Zio berteriak memanggil bik santi, asisten rumah tangga dirumahnya.

"maaf tuan...
Anda jangan bersuara keras, takut non zoya terbangun..."
Bik santi berbicara sambil berbisik.
Ia baru saja memberikan obat penurun demam dan pusing untuk zoya. Sejak semalam zoya mengeluhkan pusing dikepalanya.
Pagi tadi demam dan pusing dikepala perempuan muda itu sudah hilang dan setelah pukul 12 siang, zoya kembali mengeluhkan pusing di kepalanya, dan tubuhnya kembali memanas.
Alhasil ia kembali terbaring di ranjang setelah pulang sekolah.
Untunglah, sekolah hari ini pulanga wal karena ada rapat guru mengenai jadwal ujian akhir sekolah yang harus murid kelas 12 persiapkan kedatangannya.

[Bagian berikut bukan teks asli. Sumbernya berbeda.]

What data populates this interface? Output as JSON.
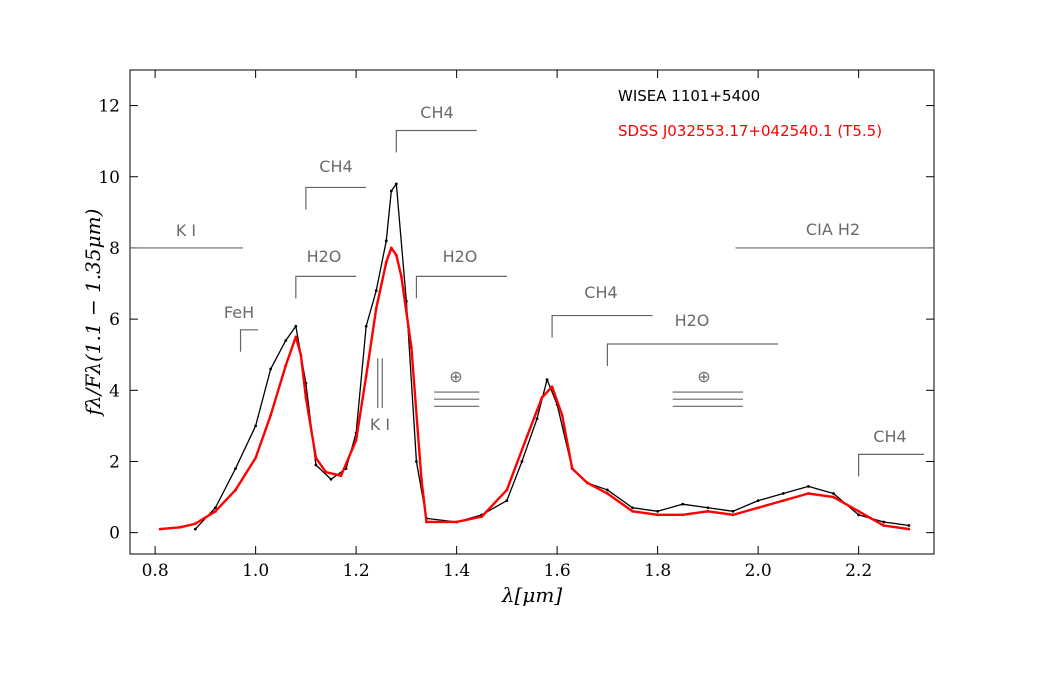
{
  "chart_data": {
    "type": "line",
    "xlabel": "λ[μm]",
    "ylabel": "fλ/Fλ(1.1 − 1.35μm)",
    "xlim": [
      0.75,
      2.35
    ],
    "ylim": [
      -0.6,
      13.0
    ],
    "x_ticks": [
      "0.8",
      "1.0",
      "1.2",
      "1.4",
      "1.6",
      "1.8",
      "2.0",
      "2.2"
    ],
    "y_ticks": [
      "0",
      "2",
      "4",
      "6",
      "8",
      "10",
      "12"
    ],
    "grid": false,
    "legend_position": "top-right",
    "series": [
      {
        "name": "WISEA 1101+5400",
        "color": "#000000",
        "x": [
          0.88,
          0.92,
          0.96,
          1.0,
          1.03,
          1.06,
          1.08,
          1.1,
          1.12,
          1.15,
          1.18,
          1.2,
          1.22,
          1.24,
          1.26,
          1.27,
          1.28,
          1.3,
          1.32,
          1.34,
          1.4,
          1.45,
          1.5,
          1.53,
          1.56,
          1.58,
          1.6,
          1.63,
          1.66,
          1.7,
          1.75,
          1.8,
          1.85,
          1.9,
          1.95,
          2.0,
          2.05,
          2.1,
          2.15,
          2.2,
          2.25,
          2.3
        ],
        "y": [
          0.1,
          0.7,
          1.8,
          3.0,
          4.6,
          5.4,
          5.8,
          4.2,
          1.9,
          1.5,
          1.8,
          2.8,
          5.8,
          6.8,
          8.2,
          9.6,
          9.8,
          6.5,
          2.0,
          0.4,
          0.3,
          0.5,
          0.9,
          2.0,
          3.2,
          4.3,
          3.6,
          1.8,
          1.4,
          1.2,
          0.7,
          0.6,
          0.8,
          0.7,
          0.6,
          0.9,
          1.1,
          1.3,
          1.1,
          0.5,
          0.3,
          0.2
        ]
      },
      {
        "name": "SDSS J032553.17+042540.1 (T5.5)",
        "color": "#ff0000",
        "x": [
          0.81,
          0.85,
          0.88,
          0.92,
          0.96,
          1.0,
          1.03,
          1.06,
          1.08,
          1.09,
          1.1,
          1.12,
          1.14,
          1.17,
          1.2,
          1.22,
          1.24,
          1.26,
          1.27,
          1.28,
          1.29,
          1.31,
          1.33,
          1.34,
          1.4,
          1.45,
          1.5,
          1.54,
          1.57,
          1.59,
          1.61,
          1.63,
          1.66,
          1.7,
          1.75,
          1.8,
          1.85,
          1.9,
          1.95,
          2.0,
          2.05,
          2.1,
          2.15,
          2.2,
          2.25,
          2.3
        ],
        "y": [
          0.1,
          0.15,
          0.25,
          0.6,
          1.2,
          2.1,
          3.3,
          4.7,
          5.5,
          5.0,
          3.8,
          2.1,
          1.7,
          1.6,
          2.6,
          4.4,
          6.3,
          7.6,
          8.0,
          7.8,
          7.2,
          5.2,
          1.5,
          0.3,
          0.3,
          0.45,
          1.2,
          2.7,
          3.8,
          4.1,
          3.3,
          1.8,
          1.4,
          1.1,
          0.6,
          0.5,
          0.5,
          0.6,
          0.5,
          0.7,
          0.9,
          1.1,
          1.0,
          0.6,
          0.2,
          0.1
        ]
      }
    ],
    "legend_entries": [
      {
        "text": "WISEA 1101+5400",
        "color": "#000000"
      },
      {
        "text": "SDSS J032553.17+042540.1 (T5.5)",
        "color": "#ff0000"
      }
    ],
    "annotations": [
      {
        "text": "K I",
        "x": 0.86,
        "y": 8.3
      },
      {
        "text": "FeH",
        "x": 0.965,
        "y": 6.2
      },
      {
        "text": "H2O",
        "x": 1.14,
        "y": 7.6
      },
      {
        "text": "CH4",
        "x": 1.165,
        "y": 10.2
      },
      {
        "text": "K I",
        "x": 1.25,
        "y": 3.0
      },
      {
        "text": "CH4",
        "x": 1.36,
        "y": 11.7
      },
      {
        "text": "H2O",
        "x": 1.41,
        "y": 7.6
      },
      {
        "text": "⊕",
        "x": 1.4,
        "y": 4.3
      },
      {
        "text": "CH4",
        "x": 1.69,
        "y": 6.7
      },
      {
        "text": "H2O",
        "x": 1.85,
        "y": 5.9
      },
      {
        "text": "⊕",
        "x": 1.89,
        "y": 4.3
      },
      {
        "text": "CIA H2",
        "x": 2.15,
        "y": 8.4
      },
      {
        "text": "CH4",
        "x": 2.27,
        "y": 2.6
      }
    ]
  }
}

"bukankah aku menyuruhmu membawanya ke rumah sakit bik...?"
Zio menaikkan nada bicaranya.
Ia benar benar terpancing emosinya.
Ia sangat khawatir dengan keadaan zoya.

"maaf tuan..
Non zoya tak mau di ajak kerumah sakit...
Katanya kalau ia dipaksa ia akan pergi sendiri...
Jadi saya dan pak wongso tak jadi membawa non ke rumah sakit..
Maafkan saya tuan..."

"majikanmu bukan dia, tapi aku...
Kenapa kau menurutinya permintaannya...?
Ikuti saja semua perintahku...!"
Bik santi hanya bisa menunduk saat zio memarahinya. Ia tau ia juga salah mengikuti keinginan nyonya mudanya. Tapi ia tak tega melihat gadis semuda zoya harus mengalami kehidupan yang serumit ini.

"sshh..
Jangan marah pada bik santi, kak.."
Zoya keluar kamarnya begitu mendengar suara keributan dari luar pintu kamarnya.
Ia memegangi kepalanya yang masih sangat pusing. Ia hanya bisa mendesis menahan pusing dikepalanya saat ia gunakan untuk berdiri dan berjalan keluar kamarnya.
Tubuhnya kembali demam setelah pulang dari sekolah tadi siang.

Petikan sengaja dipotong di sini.